Something often missed when discussing Sutton’s essay is that both scaling data/compute and explicitly encoding knowledge ultimately capture human insights. Neither approach guarantees truly emergent abilities beyond human performance. For models to truly exceed human reasoning abilities, we need approaches equivalent to AlphaGo. AlphaGo outperformed humans not because it learned reasoning by imitating human players alone, but because it continuously interacted within a simulated environment, discovering deeper causal patterns through extensive self-play and experiential learning.
Conclusion
Apple’s paper provides timely clarity on the path towards AGI:
- Matching human ingenuity, even if it’s an asymptote, is a huge leap forward.
- Every new human insight can be rapidly automated at scale.
- Humans can focus more exclusively on discovery and innovation.

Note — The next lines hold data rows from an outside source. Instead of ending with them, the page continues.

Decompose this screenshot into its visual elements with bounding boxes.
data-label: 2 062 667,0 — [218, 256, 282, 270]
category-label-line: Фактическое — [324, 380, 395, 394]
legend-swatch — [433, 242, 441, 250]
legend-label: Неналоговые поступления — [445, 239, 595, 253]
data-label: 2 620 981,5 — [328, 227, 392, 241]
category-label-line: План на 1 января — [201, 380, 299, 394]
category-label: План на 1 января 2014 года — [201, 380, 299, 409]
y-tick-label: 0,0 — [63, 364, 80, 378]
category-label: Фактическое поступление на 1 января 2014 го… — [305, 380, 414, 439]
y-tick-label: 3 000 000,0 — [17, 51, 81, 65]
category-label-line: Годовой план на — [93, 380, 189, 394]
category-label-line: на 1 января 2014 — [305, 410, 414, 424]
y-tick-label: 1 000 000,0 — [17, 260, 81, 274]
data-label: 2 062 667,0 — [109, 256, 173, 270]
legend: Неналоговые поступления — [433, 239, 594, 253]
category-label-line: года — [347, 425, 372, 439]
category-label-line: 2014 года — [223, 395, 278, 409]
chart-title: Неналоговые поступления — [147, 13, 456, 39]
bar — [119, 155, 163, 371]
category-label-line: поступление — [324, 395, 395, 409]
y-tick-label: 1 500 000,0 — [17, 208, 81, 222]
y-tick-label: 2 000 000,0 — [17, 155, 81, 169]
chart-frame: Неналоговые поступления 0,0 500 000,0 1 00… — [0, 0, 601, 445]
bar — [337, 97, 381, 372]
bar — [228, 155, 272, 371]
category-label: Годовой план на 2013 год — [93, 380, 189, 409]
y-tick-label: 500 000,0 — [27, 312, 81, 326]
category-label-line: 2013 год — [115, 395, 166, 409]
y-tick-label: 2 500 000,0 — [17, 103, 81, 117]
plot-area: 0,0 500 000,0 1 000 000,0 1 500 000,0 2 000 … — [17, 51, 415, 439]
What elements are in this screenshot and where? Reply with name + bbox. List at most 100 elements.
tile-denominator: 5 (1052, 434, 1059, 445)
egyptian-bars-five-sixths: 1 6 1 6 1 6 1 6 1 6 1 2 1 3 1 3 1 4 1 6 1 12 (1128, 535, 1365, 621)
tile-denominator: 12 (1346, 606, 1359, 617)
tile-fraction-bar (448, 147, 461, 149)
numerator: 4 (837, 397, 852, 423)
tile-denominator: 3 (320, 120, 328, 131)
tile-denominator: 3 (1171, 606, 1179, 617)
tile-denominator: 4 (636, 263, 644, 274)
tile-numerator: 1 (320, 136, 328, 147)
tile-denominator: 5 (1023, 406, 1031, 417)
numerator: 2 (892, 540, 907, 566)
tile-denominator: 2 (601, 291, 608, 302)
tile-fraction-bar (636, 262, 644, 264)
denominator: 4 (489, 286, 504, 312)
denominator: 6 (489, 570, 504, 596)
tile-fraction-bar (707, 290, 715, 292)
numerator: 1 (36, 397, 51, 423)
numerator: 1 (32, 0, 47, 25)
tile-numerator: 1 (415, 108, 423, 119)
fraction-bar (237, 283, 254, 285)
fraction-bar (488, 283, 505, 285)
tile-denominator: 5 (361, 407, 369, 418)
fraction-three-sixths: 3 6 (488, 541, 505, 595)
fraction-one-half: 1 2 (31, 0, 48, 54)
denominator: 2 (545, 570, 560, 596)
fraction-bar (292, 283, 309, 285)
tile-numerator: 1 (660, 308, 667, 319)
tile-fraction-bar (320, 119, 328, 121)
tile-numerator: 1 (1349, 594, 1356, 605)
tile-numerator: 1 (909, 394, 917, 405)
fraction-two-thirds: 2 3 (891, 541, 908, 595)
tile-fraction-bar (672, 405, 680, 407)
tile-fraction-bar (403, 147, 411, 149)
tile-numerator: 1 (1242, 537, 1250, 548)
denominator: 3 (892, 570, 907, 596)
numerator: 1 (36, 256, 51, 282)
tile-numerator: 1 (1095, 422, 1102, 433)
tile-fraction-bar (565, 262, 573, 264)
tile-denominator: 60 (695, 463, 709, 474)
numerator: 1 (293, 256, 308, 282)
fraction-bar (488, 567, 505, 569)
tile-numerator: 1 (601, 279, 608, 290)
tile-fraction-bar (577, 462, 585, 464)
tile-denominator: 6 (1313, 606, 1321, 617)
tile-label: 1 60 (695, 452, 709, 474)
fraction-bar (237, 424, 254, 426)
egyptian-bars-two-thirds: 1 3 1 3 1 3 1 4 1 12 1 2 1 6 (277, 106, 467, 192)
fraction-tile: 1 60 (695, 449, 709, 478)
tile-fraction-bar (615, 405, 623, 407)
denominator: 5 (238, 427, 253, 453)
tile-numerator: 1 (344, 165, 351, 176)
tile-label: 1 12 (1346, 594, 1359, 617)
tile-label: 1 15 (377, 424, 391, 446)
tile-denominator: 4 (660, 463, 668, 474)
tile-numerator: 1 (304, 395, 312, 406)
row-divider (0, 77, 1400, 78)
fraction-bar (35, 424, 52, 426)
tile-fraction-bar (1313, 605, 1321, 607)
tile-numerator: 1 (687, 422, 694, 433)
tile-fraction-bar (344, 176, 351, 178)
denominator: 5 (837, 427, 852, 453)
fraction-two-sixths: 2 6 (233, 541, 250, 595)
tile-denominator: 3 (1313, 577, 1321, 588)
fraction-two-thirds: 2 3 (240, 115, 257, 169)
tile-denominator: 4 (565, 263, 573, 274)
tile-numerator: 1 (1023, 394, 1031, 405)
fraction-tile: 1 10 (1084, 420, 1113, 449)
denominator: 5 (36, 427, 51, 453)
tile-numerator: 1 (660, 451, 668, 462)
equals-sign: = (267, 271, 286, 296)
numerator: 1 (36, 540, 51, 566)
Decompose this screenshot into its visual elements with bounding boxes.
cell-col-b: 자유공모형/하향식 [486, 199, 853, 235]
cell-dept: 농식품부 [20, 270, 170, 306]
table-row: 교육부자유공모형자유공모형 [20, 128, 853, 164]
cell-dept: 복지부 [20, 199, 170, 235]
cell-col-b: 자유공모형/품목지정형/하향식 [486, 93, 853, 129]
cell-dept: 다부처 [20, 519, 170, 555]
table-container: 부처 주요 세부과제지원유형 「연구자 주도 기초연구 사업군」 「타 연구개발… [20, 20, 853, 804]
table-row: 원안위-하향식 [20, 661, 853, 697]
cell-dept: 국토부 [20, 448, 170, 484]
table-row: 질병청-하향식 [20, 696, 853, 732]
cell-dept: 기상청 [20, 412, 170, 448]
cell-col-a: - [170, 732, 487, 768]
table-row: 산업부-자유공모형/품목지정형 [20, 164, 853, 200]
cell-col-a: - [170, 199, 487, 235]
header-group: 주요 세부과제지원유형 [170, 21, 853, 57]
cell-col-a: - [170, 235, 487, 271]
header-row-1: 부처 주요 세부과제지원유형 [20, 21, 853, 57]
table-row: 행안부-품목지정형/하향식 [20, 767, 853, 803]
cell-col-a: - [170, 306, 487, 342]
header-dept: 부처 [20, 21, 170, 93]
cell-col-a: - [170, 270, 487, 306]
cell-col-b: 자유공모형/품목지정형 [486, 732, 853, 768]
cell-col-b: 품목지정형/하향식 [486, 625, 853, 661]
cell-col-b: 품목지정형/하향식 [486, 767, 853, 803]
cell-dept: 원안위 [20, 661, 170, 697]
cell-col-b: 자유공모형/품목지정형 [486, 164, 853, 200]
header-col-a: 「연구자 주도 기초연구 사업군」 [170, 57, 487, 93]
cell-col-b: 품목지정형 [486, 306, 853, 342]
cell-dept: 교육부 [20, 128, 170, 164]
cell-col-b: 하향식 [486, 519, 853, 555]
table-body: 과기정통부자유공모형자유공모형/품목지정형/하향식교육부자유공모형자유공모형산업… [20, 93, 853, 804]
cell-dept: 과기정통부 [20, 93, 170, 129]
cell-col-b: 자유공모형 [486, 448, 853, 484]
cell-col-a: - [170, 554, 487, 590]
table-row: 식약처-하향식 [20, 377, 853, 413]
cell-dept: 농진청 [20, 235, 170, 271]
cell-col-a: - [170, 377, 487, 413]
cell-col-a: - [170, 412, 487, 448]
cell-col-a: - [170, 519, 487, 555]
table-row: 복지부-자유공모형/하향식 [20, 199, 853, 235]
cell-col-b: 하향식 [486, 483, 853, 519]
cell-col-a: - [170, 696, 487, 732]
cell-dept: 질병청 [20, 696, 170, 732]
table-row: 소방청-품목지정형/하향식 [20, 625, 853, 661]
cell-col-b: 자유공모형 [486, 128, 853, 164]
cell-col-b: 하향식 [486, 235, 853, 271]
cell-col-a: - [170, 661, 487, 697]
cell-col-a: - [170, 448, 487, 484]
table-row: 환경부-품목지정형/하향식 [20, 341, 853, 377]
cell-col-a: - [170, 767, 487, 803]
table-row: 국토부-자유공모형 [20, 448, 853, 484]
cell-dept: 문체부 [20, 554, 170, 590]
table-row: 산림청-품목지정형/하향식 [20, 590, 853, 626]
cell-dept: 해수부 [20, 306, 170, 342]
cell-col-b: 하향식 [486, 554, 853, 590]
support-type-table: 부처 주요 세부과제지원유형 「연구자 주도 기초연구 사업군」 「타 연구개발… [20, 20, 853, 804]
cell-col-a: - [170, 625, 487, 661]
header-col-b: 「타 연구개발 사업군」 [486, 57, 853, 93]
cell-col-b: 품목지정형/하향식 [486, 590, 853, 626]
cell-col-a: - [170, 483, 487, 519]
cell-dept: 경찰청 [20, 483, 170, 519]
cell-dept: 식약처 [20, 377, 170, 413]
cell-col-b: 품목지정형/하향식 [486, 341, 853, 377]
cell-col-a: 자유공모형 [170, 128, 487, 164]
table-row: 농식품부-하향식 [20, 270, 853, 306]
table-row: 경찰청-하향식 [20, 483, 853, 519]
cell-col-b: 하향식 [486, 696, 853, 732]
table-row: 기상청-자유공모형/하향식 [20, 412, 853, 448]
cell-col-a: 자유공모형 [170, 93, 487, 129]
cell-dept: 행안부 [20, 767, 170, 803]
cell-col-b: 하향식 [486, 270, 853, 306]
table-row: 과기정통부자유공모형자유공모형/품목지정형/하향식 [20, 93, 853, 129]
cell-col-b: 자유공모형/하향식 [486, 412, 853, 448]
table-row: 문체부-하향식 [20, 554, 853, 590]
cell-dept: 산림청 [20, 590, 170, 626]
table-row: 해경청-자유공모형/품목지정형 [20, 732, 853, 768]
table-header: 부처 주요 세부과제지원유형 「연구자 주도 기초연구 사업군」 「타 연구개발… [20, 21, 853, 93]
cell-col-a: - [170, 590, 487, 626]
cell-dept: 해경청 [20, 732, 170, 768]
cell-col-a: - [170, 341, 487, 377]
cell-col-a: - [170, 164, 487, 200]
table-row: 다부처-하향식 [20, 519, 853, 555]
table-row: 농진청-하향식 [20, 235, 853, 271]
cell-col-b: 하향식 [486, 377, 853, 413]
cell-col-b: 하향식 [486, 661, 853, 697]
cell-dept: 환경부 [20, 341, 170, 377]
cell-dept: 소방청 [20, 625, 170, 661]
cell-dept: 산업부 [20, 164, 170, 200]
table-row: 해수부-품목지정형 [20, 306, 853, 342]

Truly breaking past this limit and building genuinely reasoning systems likely requires new model architectures and most importantly, better learning paradigms, that is, moving from passive imitation to active, experiential, world-driven learning.
At the same time, Apple’s paper is a reminder that transformer-based foundation models, as currently trained, likely won’t get us to AGI on their own. Breaking past the limits of today’s architectures will require new approaches to learning, ones that enable models to build causal, compositional reasoning through rich interaction with the world.
In the meantime, matching and scaling human ingenuity might be the most practical and valuable frontier we can pursue. Let’s make every new human discovery instantly more powerful.